Relasi Kekerabatan Bahasa Siri Sori dengan Bahasa Wandan: Kajian Linguistik Historis Komparatif
The Relationship between the Siri Sori Language and the Wandan Language: A Comparative Historical Linguistic Study
Indonesia memiliki keberagaman bahasa daerah yang belum banyak diteliti terutama bahasa daerah wilayah Timur Indonesia. Penelitian ini mengkaji status kekerabatan antara bahasa Siri Sori dengan bahasa Wandan menggunakan teori linguistik historis komparatif. Hal ini mengacu pada lokasi persebaran bahasa yang cukup dekat, yaitu pada satu provinsi yang sama. Bahasa Wandan dan Siri Sori tergolong bahasa rumpun Austronesia yang berasal dari nenek moyang yang sama, sehingga memiliki kesamaan wujud dan bentuk yang menunjukkan kekerabatan. Penelitian ini bertujuan menghasilkan pasangan kognat dan status kekerabatan bahasa Siri Sori dengan bahasa Wandan serta menentukan waktu pisah dari kedua bahasa tersebut. Untuk memperoleh tujuan penelitian, metode pengumpulan data yang digunakan dalam penelitian ini ialah metode cakap dan simak. Sementara teknik pengumpulan data pada penelitian ini ialah teknik cakap semuka, teknik pancing (elisitasi), teknik rekam, dan teknik catat. Instrumen pengumpulan data yang digunakan berupa human instrument, 200 kosakata daftar tanya Swadesh, dan alat peraga berupa gambar atau benda. Analisis data penelitian ini menggunakan teknik leksikostatistik untuk menentukan status kekerabatan dan waktu pisah kedua bahasa. Penelitian ini menghasilkan temuan pasangan kognat kedua bahasa berupa 5 pasangan identik dan 27 pasangan kata yang berkorespondensi fonetis. Status kekerabatan kedua bahasa diperoleh persentase sebesar 16% dan masuk dalam rumpun bahasa Austronesia (family of a stok). Kedua bahasa berpisah dari bahasa proto diperkirakan terjadi sekitar 2.534 sampai 1.864 tahun sebelum Masehi (dihitung dari tahun 2025). Waktu pisah tersebut terjadi ditarik mulai dari rumpun bahasa Austronesia, Melayu Polinesia, Polinesia Melayu Timur Tengah, Maluku Tengah, Timur, baru kemudian bahasa Wandan dan Siri Sori.

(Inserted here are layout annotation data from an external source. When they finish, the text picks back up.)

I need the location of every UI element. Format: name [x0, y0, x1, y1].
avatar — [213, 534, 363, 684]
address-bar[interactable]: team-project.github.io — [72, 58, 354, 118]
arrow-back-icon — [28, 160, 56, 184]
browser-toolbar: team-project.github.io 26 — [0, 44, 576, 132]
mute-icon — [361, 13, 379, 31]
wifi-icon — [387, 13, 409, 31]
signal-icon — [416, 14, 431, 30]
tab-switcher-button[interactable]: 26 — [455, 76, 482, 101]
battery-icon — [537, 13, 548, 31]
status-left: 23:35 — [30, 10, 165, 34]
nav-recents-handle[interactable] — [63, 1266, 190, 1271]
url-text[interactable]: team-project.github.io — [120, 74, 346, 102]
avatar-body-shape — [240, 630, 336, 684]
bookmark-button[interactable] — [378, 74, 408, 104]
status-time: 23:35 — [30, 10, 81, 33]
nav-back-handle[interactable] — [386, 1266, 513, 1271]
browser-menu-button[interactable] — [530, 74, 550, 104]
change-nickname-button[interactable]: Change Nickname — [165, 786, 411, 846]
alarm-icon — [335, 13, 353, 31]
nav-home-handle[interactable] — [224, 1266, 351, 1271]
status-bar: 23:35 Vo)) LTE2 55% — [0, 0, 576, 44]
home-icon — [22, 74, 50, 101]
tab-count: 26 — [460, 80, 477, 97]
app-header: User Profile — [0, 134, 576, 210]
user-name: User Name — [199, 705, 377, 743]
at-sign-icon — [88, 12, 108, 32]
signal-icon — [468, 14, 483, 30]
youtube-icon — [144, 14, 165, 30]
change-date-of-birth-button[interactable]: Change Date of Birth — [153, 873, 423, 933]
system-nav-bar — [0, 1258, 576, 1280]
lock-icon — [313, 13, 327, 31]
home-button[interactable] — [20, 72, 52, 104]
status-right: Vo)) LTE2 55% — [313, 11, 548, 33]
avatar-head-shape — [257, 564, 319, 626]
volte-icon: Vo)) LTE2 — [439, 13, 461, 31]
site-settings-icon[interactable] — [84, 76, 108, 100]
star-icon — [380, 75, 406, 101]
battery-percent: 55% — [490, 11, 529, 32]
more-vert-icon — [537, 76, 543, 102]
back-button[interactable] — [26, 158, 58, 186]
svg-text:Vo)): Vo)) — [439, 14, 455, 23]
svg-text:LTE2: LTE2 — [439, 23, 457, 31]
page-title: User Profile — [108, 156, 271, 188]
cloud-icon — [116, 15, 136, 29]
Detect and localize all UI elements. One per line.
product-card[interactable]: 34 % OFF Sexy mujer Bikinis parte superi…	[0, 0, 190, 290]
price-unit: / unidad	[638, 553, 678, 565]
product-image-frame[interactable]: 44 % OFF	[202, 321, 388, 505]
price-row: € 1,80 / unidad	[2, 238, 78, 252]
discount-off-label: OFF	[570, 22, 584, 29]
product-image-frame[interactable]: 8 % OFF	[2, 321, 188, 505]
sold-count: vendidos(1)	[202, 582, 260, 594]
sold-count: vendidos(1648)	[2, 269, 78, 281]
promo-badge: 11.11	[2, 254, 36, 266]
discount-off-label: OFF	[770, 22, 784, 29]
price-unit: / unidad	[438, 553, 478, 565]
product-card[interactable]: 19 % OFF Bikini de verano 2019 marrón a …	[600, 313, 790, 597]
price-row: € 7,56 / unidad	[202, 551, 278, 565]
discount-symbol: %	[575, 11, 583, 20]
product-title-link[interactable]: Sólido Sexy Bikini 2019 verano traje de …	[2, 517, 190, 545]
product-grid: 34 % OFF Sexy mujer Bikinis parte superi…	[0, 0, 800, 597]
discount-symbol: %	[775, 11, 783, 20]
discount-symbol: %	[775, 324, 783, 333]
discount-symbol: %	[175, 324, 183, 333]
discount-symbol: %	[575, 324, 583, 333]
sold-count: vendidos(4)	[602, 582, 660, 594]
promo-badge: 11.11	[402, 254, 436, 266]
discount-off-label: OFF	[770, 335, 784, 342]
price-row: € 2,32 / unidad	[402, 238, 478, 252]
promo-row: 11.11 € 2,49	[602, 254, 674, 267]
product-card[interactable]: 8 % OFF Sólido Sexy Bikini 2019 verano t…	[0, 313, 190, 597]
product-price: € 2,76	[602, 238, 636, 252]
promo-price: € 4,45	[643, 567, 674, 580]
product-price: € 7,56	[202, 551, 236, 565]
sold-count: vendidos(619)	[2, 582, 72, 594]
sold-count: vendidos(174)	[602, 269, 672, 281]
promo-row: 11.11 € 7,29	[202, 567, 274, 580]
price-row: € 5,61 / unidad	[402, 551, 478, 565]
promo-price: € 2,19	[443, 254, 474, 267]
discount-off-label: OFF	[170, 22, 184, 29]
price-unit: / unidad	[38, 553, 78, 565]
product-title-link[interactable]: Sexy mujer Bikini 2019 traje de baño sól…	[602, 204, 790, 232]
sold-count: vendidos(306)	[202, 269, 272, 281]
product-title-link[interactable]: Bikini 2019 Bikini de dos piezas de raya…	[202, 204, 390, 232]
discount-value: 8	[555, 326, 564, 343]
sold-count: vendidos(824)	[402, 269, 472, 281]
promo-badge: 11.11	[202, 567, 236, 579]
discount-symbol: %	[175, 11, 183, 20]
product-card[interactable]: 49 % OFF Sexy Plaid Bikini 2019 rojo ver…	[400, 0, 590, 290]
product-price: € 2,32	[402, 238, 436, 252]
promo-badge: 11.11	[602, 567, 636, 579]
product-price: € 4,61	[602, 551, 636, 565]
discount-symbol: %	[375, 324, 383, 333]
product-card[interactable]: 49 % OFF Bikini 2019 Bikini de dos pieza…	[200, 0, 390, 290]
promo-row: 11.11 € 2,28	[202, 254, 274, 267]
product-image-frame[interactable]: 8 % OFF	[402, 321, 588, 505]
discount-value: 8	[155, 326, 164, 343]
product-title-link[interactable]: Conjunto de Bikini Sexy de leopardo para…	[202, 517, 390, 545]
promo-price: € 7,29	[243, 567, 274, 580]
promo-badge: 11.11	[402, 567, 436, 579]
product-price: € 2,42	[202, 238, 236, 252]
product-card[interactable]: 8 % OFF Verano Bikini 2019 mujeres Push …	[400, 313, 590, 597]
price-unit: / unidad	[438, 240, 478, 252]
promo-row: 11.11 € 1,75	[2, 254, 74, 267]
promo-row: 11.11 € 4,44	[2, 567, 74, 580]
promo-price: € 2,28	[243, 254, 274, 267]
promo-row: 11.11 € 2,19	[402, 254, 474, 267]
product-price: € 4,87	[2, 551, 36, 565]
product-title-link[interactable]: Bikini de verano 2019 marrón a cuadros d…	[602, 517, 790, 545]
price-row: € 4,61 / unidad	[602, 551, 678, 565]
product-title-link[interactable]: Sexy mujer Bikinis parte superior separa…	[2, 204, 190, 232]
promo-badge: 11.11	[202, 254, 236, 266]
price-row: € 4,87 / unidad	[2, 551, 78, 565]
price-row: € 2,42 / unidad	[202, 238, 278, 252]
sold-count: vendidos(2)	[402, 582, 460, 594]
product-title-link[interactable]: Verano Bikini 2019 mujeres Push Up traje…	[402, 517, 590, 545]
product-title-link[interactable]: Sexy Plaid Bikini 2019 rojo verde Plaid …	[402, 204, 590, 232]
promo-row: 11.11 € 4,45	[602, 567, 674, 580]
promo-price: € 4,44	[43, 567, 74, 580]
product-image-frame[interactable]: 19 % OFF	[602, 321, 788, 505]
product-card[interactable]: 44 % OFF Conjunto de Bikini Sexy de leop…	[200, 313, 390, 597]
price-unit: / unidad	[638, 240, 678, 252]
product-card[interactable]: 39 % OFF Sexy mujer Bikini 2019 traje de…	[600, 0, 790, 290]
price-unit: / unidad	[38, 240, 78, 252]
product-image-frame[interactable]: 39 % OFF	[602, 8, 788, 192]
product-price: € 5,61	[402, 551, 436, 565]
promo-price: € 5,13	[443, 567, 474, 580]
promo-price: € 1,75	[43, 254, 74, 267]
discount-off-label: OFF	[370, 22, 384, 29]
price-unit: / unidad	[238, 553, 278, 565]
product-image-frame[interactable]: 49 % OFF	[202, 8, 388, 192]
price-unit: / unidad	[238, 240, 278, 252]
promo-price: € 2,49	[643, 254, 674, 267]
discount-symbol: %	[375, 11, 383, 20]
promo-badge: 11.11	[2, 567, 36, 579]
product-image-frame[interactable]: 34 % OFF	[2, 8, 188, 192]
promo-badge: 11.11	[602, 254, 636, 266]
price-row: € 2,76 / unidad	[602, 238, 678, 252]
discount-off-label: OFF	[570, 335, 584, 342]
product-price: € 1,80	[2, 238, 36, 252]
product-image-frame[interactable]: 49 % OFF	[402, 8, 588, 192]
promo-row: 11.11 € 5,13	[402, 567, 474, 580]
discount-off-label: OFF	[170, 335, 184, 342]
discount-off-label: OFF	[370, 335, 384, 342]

Indonesia has a diversity of regional languages that have not been widely studied, especially regional languages in Eastern Indonesia. This study examines the kinship status between Siri Sori and Wandan languages using comparative historical linguistics theory. This refers to the location of the distribution of languages that are quite close, namely in the same province. Wandan and Siri Sori are classified as Austronesian languages that originate from the same ancestors, so they have similarities in form and shape that indicate kinship. This study aims to produce pairs of cognates and the kinship status of Siri Sori and Wandan languages and determine the separation time of the two languages. To achieve the research objectives, the data collection methods used in this study are the conversation and listening methods. Meanwhile, the data collection techniques in this study are face-to-face conversation techniques, elicitation techniques, recording techniques, and note-taking techniques. The data collection instruments used were human instruments, 200 Swadesh questionnaire vocabulary, and teaching aids in the form of pictures or objects. The data analysis of this study used lexicostatistics techniques to determine the kinship status and separation time of the two languages. This study resulted in the discovery of cognate pairs of both languages in the form of 5 identical pairs and 27 pairs of phonetically corresponding words. The kinship status of the two languages was obtained at a percentage of 16% and included in the Austronesian language family (family of a stok). The separation of both languages from the proto language is estimated to have occurred around 2,534 to 1,864 years before Christ (calculated from 2025). The separation time was drawn from the Austronesian language family, Malayo Polynesian, Middle East Malayo Polynesian, Central Maluku, East, then Wandan and Siri Sori languages.